Recordable Injuries
Anyone who practices occupational medicine or nursing needs to know what injuries and illnesses must be recorded on an OSHA 300 Log and what makes them recordable (Exhibit 15–2). Many large employers use the OSHA 300 Log as a measure of safety and/or quality of medical care. It is common for managers to be evaluated on the injury rate in their plant and bonuses often depend on this rate. Employees may also have a financial stake in not getting hurt. There are often incentives for groups of workers that do not have any serious injuries during a specific time period.
This does not mean that physicians should collude with employees or the company to conceal the severity of an injury. The first duty of the physician is to provide all necessary and appropriate care to the injured worker. However, the physician should be cautious about providing care beyond what is necessary, particularly if it is only done to appease an angry patient.
The OSHA act requires that all work-related deaths and illnesses be recorded on the OSHA 300 Log, but it limits the recording of injuries to specific types of cases. The act states that all injuries must be recorded unless they are “minor injuries requiring only first aid treatment, and which do not involve medical treatment, loss of consciousness, restriction of work or motion, or transfer to another job.” In other words, an injury must involve at least one of these four conditions to be recordable.

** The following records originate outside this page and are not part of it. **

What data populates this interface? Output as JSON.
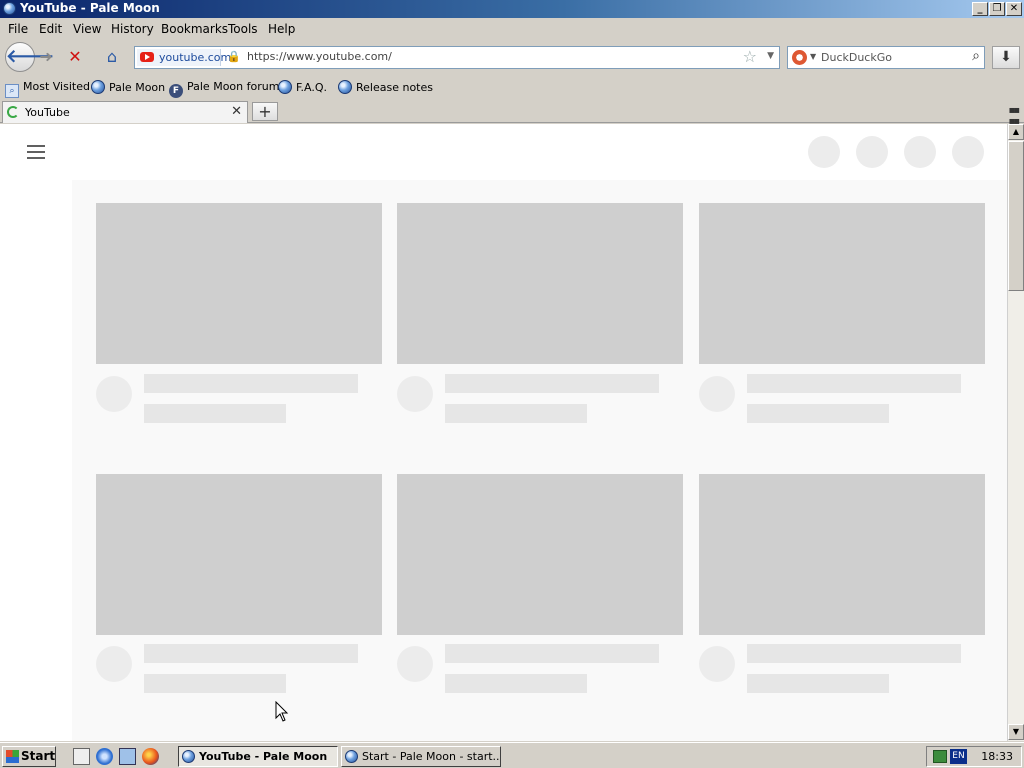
{
  "window": {
    "title": "YouTube - Pale Moon"
  },
  "menu": [
    "File",
    "Edit",
    "View",
    "History",
    "Bookmarks",
    "Tools",
    "Help"
  ],
  "navbar": {
    "site_badge": "youtube.com",
    "url": "https://www.youtube.com/",
    "search_placeholder": "DuckDuckGo"
  },
  "bookmarks": [
    "Most Visited",
    "Pale Moon",
    "Pale Moon forum",
    "F.A.Q.",
    "Release notes"
  ],
  "tabs": [
    {
      "label": "YouTube"
    }
  ],
  "taskbar": {
    "start_label": "Start",
    "tasks": [
      "YouTube - Pale Moon",
      "Start - Pale Moon - start...."
    ],
    "lang": "EN",
    "clock": "18:33"
  },
  "colors": {
    "titlebar_start": "#0a246a",
    "placeholder_thumb": "#cfcfcf",
    "placeholder_line": "#e6e6e6",
    "youtube_red": "#e62117"
  },
  "icons": [
    "back-arrow-icon",
    "forward-arrow-icon",
    "stop-icon",
    "home-icon",
    "lock-icon",
    "star-icon",
    "download-icon",
    "search-icon",
    "spinner-icon"
  ]
}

Two of the four triggers are beyond the control of the medical care provider. If the worker lost consciousness from the injury it is recordable, even if no medical treatment is required. Also, if the employer chooses to move the worker to another job because of the injury or the treatment, that is their decision. It is the need for medical treatment and the restriction of work or motion that the treating nurse or physician can control.
The simplest condition for the physician to evaluate is the need for restriction of work or motion, but it is also the most contentious. Years of careful research by the National Institutes of Occupational Safety and Health have shown clearly that rest and/or splinting is not appropriate treatment for mild to moderate sprains, strains, or tendinitis. The appropriate treatment is antiinflammatory drugs and exercise. Unfortunately, the average worker thinks that the best thing for a sore back is a few days sitting in front of the television. Physicians should limit the use of rest, restrictions, or splinting to injuries that have clear signs (not just symptoms) of moderate to severe injury. This is good medicine not just good politics.

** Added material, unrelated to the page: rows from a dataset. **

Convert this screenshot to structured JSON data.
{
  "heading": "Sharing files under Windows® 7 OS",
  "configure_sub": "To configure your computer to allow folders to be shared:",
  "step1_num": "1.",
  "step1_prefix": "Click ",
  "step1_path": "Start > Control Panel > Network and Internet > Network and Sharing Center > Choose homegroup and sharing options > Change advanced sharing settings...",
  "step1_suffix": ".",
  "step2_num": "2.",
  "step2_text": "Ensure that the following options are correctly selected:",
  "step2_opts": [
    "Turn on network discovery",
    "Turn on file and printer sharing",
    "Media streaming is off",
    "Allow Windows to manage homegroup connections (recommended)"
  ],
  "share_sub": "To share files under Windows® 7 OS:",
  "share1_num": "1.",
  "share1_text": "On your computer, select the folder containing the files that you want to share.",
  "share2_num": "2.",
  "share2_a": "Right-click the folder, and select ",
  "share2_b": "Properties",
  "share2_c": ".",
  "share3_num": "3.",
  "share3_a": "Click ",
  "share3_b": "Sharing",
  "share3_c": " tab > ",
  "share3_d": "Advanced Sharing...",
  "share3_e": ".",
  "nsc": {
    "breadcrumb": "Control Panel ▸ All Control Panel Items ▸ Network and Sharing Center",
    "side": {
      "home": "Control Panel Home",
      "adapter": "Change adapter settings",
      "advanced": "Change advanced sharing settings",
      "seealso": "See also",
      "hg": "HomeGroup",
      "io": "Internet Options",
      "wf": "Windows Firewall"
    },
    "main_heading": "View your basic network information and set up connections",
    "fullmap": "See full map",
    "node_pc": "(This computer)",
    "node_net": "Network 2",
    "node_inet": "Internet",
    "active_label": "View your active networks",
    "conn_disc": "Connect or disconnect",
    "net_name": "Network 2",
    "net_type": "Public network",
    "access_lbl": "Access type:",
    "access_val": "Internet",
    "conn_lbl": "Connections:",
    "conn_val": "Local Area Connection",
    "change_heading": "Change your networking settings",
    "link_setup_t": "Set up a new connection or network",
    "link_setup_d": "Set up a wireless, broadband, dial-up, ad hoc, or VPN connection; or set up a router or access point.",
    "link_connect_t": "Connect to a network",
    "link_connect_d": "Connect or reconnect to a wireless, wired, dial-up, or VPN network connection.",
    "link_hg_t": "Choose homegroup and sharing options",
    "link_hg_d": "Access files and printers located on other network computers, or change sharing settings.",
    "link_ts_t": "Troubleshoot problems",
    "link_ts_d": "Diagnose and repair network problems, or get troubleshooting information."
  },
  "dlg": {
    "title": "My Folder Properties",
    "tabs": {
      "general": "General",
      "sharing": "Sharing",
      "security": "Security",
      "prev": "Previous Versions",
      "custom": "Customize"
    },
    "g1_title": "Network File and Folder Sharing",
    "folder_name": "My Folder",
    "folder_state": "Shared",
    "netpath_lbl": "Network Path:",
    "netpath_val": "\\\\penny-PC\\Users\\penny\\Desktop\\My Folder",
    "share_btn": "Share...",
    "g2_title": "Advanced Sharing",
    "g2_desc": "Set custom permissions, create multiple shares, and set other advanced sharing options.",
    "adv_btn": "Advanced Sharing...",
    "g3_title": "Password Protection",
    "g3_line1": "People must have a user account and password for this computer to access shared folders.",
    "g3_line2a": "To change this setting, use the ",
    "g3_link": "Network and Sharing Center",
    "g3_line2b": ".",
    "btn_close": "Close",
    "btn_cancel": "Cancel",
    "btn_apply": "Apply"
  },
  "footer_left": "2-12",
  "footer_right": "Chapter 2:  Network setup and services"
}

All restrictions should be very specific about the limits on activity and the time these limits will be in effect. A physician doing occupational medicine should never say, “Mr. Smith is on light duty.” The restrictions should say such limits as “no lifting over 20 pounds,” or “no typing,” or “no use of the left arm.”
The last trigger for recordability is that the injury requires medical treatment, not just first aid. This does not mean that seeing a doctor triggers recordability. It is the nature of the treatment, not who gives it, that makes an injury recordable. Because the distinction between first aid and medical treatment is vague, OSHA has established some specific guidelines.
The list is long, but there are some general rules that make sense. Second and third degree burns, fractures, and wounds that become infected or require surgical treatment such as sutures or debridement are severe enough that they should be recorded. In addition, sprains and strains that require physical therapy or repeated treatments past the first visit are requiring medical treatment, not just first aid.
Prescription medications are also clearly medical treatment. A worker can take over- the-counter ibuprofen without a prescription. This is not considered medical treatment even if he or she takes 800 mg three times a day. If a doctor writes a prescription for 800mg ibuprofen, the injury is recordable.
Physicians who do occupational injury care only occasionally should be careful about overtreating simple injuries and making them recordable. Prescription nonsteroidal anti-infalammatory drugs (NSAIDs), narcotics, antibiotics, and physical therapy should be reserved for injuries that are severe enough to warrant such treatment. If the physician gives a prescription just to appease a troublesome patient, the physician should note in the chart that the injury was not severe, but the medication or therapy was given for patient comfort. But remember, if the physician would not be comfortable explaining a narcotic prescription to the Drug Enforcement Administration (DEA) then it shouldn’t be given at all.
It is clear from this discussion of what makes an injury recordable that not all workers’ compensation injuries are recordable. The reverse is also true. Not all recordable injuries are covered under workers’ compensation. Many states do not require payment under workers’ compensation until an injury has limited the worker’s activity or required care for a specific number of days. A laceration that is sutured by the plant doctor is a recordable injury, but there may not be a workers’ compensation claim filed. In contrast, a worker with a strained back may be treated in an emergency room and given heat treatment, massage, Advil, and exercise instruction. This would be billed to the workers’ compensation insurance but it would not be recordable.
In summary, there are very specific rules about what injuries and illnesses should be listed on the OSHA 300 Log. Physicians and nurses who frequently treat work- related injuries should be familiar with these rules. The U.S. Department of Labor publishes Recordkeeping Guidelines for Occupational Injuries and Illnesses (O.M.B. No. 1218–0176), which answers most of the questions that arise.